Op-Ed, The New York Times
April 2, 2012
Author: Richard Clarke, Faculty Affiliate, Project on Technology, Security, and Conflict in the Cyber Age
FOR the last two months, senior government officials and private-sector experts have paraded before Congress and described in alarming terms a silent threat: cyberattacks carried out by foreign governments. Robert S. Mueller III, the director of the F.B.I., said cyberattacks would soon replace terrorism as the agency's No. 1 concern as foreign hackers, particularly from China, penetrate American firms' computers and steal huge amounts of valuable data and intellectual property.
It's not hard to imagine what happens when an American company pays for research and a Chinese firm gets the results free; it destroys our competitive edge. Shawn Henry, who retired last Friday as the executive assistant director of the F.B.I. (and its lead agent on cybercrime), told Congress last week of an American company that had all of its data from a 10-year, $1 billion research program copied by hackers in one night. Gen. Keith B. Alexander, head of the military's Cyber Command, called the continuing, rampant cybertheft "the greatest transfer of wealth in history."

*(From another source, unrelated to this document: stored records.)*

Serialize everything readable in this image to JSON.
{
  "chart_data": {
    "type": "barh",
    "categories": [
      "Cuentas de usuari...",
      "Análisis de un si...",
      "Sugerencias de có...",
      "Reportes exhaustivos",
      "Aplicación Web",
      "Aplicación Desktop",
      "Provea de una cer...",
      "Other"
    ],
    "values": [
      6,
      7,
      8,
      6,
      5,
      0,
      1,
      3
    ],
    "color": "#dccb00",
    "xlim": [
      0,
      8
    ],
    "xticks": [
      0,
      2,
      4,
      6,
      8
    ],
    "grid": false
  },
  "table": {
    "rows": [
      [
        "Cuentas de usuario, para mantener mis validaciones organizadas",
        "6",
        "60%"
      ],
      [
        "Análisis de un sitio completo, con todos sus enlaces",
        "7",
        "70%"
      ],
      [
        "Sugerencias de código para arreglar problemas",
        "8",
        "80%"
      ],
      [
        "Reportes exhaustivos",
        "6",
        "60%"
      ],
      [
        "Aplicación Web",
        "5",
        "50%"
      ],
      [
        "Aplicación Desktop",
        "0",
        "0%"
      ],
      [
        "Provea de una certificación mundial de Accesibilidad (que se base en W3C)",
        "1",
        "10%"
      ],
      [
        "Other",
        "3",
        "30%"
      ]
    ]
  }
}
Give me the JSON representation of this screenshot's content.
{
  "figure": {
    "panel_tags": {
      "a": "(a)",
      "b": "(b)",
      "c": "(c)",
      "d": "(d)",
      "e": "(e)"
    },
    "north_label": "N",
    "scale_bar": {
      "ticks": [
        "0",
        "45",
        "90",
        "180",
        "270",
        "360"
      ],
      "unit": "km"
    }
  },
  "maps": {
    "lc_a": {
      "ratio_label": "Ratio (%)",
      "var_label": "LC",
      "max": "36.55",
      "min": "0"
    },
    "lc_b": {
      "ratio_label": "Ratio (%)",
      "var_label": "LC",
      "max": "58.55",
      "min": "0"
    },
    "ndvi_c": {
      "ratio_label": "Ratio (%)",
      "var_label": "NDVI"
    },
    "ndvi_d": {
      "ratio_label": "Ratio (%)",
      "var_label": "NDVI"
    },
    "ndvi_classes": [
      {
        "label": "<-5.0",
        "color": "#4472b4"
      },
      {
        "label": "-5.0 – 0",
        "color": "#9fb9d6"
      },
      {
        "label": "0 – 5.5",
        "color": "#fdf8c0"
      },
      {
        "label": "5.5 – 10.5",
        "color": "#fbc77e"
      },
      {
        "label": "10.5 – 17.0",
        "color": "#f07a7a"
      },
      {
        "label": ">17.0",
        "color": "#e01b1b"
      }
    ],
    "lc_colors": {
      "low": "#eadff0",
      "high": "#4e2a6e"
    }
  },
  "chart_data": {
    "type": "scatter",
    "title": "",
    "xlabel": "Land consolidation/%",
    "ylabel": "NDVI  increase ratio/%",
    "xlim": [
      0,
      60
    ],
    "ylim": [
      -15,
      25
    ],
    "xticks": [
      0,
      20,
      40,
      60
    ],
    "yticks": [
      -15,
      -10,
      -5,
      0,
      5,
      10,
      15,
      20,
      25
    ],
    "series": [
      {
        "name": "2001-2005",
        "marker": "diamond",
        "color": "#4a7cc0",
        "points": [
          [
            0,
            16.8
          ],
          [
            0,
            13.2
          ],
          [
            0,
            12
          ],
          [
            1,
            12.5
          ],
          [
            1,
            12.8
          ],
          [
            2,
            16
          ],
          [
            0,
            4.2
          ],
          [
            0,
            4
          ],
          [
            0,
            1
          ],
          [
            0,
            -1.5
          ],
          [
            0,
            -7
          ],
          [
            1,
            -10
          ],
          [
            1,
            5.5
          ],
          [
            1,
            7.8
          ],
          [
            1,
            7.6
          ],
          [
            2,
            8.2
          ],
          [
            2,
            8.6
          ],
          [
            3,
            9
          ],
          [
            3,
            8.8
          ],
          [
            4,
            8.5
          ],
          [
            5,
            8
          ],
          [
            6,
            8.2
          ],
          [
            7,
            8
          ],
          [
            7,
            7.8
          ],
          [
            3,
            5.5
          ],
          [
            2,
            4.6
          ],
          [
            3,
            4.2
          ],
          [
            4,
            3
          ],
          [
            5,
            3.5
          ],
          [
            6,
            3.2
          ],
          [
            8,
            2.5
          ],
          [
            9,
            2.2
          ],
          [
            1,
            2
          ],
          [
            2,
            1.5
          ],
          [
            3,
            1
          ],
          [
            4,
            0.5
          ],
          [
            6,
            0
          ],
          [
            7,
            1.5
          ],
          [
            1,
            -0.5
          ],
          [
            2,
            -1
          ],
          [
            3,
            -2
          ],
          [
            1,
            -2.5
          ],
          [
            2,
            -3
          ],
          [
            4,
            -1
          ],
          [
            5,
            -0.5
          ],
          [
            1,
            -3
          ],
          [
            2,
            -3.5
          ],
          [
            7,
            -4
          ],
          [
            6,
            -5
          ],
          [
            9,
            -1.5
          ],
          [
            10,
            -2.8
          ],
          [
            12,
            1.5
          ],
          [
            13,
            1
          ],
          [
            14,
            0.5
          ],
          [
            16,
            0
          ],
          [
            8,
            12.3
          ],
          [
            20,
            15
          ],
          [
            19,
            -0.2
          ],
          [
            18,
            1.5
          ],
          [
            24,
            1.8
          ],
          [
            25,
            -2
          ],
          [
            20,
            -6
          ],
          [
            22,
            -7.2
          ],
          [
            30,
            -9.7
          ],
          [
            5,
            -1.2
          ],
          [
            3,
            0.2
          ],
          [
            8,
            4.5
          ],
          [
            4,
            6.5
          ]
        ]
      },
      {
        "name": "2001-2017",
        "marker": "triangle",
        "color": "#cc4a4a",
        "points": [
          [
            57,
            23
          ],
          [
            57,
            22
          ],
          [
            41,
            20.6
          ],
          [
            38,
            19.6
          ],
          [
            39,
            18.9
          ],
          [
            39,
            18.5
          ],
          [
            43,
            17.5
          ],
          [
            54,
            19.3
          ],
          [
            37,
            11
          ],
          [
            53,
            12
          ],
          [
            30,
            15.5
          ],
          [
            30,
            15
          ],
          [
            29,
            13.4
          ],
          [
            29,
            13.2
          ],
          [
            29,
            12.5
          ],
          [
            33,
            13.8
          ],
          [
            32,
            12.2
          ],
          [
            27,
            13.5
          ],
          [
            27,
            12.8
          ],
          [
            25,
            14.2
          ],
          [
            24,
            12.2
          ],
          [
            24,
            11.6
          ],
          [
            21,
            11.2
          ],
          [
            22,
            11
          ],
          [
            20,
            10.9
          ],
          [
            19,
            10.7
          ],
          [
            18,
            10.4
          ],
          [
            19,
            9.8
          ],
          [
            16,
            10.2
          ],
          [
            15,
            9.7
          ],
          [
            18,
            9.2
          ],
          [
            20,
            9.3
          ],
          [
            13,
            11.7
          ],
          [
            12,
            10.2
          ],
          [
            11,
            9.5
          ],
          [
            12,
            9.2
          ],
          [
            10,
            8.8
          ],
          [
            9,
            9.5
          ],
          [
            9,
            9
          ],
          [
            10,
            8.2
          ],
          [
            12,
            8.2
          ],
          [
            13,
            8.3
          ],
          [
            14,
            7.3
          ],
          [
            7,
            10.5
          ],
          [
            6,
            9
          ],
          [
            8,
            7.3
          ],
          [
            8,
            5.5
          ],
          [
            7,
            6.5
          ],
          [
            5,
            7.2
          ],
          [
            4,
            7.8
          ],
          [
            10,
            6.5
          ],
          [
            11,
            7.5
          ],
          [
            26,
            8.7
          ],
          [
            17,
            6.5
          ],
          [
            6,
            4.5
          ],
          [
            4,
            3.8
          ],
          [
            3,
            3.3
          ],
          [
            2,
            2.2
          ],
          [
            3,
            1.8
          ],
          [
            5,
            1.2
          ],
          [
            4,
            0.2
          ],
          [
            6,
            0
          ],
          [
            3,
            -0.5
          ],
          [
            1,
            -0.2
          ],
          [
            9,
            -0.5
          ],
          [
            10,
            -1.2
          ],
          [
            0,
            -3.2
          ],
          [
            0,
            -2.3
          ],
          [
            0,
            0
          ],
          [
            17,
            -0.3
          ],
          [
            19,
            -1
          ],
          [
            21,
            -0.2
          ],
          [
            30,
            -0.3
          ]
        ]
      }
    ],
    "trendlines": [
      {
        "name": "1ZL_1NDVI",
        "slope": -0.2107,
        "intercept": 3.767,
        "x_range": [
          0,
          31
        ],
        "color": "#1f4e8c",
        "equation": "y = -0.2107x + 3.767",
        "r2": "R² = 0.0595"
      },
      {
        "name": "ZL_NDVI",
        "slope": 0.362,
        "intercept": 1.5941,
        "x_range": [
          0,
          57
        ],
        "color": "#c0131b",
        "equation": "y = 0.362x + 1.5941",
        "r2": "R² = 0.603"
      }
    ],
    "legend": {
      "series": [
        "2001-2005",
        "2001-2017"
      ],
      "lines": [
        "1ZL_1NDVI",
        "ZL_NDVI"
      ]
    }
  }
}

Yet the same Congress that has heard all of this disturbing testimony is mired in disagreements about a proposed cybersecurity bill that does little to address the problem of Chinese cyberespionage. The bill, which would establish noncompulsory industry cybersecurity standards, is bogged down in ideological disputes. Senator John McCain, who dismissed it as a form of unnecessary regulation, has proposed an alternative bill that fails to address the inadequate cyberdefenses of companies running the nation's critical infrastructure. Since Congress appears unable and unwilling to address the threat, the executive branch must do something to stop it.
In the past, F.B.I. agents parked outside banks they thought were likely to be robbed and then grabbed the robbers and the loot as they left. Catching the robbers in cyberspace is not as easy, but snatching the loot is possible.
General Alexander testified last week that his organization saw an inbound attack that aimed to steal sensitive files from an American arms manufacturer. The Pentagon warned the company, which had to act on its own. The government did not directly intervene to stop the attack because no federal agency believes it currently has the authority or mission to do so.
If given the proper authorization, the United States government could stop files in the process of being stolen from getting to the Chinese hackers. If government agencies were authorized to create a major program to grab stolen data leaving the country, they could drastically reduce today's wholesale theft of American corporate secrets.
Many companies do not even know when they have been hacked. According to Congressional testimony last week, 94 percent of companies served by the computer-security firm Mandiant were unaware that they had been victimized. And although the Securities and Exchange Commission has urged companies to reveal when they have been victims of cyberespionage, most do not. Some, including Sony, Citibank, Lockheed, Booz Allen, Google, EMC and the Nasdaq have admitted to being victims. The government-owned National Laboratories and federally funded research centers have also been penetrated.
Because it is fearful that government monitoring would be seen as a cover for illegal snooping and a violation of citizens' privacy, the Obama administration has not even attempted to develop a proposal for spotting and stopping vast industrial espionage. It fears a negative reaction from privacy-rights and Internet-freedom advocates who do not want the government scanning Internet traffic. Others in the administration fear further damaging relations with China. Some officials also fear that standing up to China might trigger disruptive attacks on America's vulnerable computer-controlled infrastructure.
But by failing to act, Washington is effectively fulfilling China's research requirements while helping to put Americans out of work. Mr. Obama must confront the cyberthreat, and he does not even need any new authority from Congress to do so.
Under Customs authority, the Department of Homeland Security could inspect what enters and exits the United States in cyberspace. Customs already looks online for child pornography crossing our virtual borders. And under the Intelligence Act, the president could issue a finding that would authorize agencies to scan Internet traffic outside the United States and seize sensitive files stolen from within our borders.
And this does not have to endanger citizens' privacy rights. Indeed, Mr. Obama could build in protections like appointing an empowered privacy advocate who could stop abuses or any activity that went beyond halting the theft of important files.
If Congress will not act to protect America's companies from Chinese cyberthreats, President Obama must.